Gurvon felt his eyes and mind glaze over as Grandmaster Tullesque launched into a long and tortuously worded oath; instead, he studied their faces. In all likelihood he was going to be sharing a kingdom with this group, after all.
About fifty years ago three legions of mercenaries stationed in Rimoni had rebelled against Imperial rule and seized Becchio, establishing a ‘free city’. It had taken eight years of the bloodiest battles in Rondian history for the empire to retake the city, and no one had trusted mercenaries much since – if they ever had beforehand. But this was different: Gurvon and his friends had a kingdom to seize.

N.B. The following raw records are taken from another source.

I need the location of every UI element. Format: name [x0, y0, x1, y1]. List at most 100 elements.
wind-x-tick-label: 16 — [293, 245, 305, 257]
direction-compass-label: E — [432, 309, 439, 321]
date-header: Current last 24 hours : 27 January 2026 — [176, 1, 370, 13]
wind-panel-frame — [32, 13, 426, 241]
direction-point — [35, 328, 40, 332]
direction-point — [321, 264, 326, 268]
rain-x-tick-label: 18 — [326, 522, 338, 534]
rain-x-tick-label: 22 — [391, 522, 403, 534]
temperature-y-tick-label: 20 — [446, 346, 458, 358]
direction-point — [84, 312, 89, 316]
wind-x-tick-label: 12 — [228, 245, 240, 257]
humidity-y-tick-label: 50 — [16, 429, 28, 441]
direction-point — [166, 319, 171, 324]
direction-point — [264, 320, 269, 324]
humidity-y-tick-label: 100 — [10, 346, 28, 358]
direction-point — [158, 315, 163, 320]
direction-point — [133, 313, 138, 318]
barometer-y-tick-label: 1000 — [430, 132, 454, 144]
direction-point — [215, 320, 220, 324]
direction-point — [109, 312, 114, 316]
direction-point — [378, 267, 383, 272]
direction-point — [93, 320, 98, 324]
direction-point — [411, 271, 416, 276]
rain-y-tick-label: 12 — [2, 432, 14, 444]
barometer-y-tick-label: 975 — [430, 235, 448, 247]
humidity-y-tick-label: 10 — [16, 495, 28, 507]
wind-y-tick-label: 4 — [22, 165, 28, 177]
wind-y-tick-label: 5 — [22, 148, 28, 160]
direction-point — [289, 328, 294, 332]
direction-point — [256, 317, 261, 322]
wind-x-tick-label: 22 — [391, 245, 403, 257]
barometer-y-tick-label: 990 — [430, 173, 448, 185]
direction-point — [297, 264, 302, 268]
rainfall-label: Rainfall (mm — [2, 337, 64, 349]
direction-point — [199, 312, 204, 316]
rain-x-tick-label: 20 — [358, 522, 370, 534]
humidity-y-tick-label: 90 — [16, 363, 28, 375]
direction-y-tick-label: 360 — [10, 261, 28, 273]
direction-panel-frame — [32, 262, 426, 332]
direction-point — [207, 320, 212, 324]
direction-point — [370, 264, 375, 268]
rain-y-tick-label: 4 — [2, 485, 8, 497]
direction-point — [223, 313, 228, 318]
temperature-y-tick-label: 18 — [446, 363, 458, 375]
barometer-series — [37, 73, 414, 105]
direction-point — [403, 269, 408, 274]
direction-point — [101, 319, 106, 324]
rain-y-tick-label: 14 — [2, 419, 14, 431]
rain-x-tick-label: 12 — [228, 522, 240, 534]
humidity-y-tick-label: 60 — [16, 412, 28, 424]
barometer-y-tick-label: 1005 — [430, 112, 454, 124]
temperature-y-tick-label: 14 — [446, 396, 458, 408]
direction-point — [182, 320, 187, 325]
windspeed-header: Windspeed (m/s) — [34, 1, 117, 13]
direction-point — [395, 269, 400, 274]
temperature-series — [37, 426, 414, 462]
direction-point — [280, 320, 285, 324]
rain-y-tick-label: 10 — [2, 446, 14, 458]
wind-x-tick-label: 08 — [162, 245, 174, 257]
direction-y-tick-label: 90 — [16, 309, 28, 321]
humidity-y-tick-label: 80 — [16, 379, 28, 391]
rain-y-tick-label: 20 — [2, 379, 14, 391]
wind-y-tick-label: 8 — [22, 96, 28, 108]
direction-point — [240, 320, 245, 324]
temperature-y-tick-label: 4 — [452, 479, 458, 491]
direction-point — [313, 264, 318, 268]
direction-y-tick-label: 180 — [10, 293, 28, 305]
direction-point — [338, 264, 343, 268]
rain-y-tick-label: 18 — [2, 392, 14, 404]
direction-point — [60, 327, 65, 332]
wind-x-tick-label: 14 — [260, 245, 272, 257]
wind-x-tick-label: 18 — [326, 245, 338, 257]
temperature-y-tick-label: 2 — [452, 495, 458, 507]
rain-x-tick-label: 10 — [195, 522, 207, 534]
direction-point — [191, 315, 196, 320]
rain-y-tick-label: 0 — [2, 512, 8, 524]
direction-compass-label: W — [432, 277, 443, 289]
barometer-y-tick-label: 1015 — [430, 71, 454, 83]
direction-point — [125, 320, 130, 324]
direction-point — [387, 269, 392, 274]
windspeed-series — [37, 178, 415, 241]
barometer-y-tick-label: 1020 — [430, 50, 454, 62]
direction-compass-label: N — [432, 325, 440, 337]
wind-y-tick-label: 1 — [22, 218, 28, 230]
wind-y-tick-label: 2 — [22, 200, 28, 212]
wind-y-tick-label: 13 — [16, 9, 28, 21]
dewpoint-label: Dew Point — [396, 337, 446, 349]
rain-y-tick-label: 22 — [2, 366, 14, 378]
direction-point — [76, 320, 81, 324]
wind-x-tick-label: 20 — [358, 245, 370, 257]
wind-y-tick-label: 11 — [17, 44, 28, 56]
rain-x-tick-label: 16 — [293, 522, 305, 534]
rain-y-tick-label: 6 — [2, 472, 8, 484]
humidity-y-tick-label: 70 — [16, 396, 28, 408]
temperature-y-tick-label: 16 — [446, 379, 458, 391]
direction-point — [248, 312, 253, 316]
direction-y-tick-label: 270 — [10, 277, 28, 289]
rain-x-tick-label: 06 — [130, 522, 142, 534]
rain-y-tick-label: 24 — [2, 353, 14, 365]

Francis and his Dorobon could have the capital and Hytel, at least initially.
Until we kill him
. Staria and Endus would go into the west against Forensa and the rebel cities. Adi Paavus would hold the Krak and Hans would go southwest along with the Kirkegarde to seize Intemsa. Roland Heale understood tacitly what was happening, and he would get Hytel if he behaved. Craith Margham was different: he was slated to die with Francis. And then they would have to decide what manner of kingdom Javon would be thereafter. A loose collective of autonomous republics was what Gurvon envisaged, and the other conspirators were at least pretending to agree.
‘Do you, Staria Canestos, swear in the name of Kore Most High, to serve loyally and faithfully the House of Dorobon?’ Tullesque asked, his voice clear over the field and drawing his attention back to the events at hand.
‘I do so swear,’ Staria said, her voice flat, and she knelt at Francis’ feet and kissed the ring on his right hand.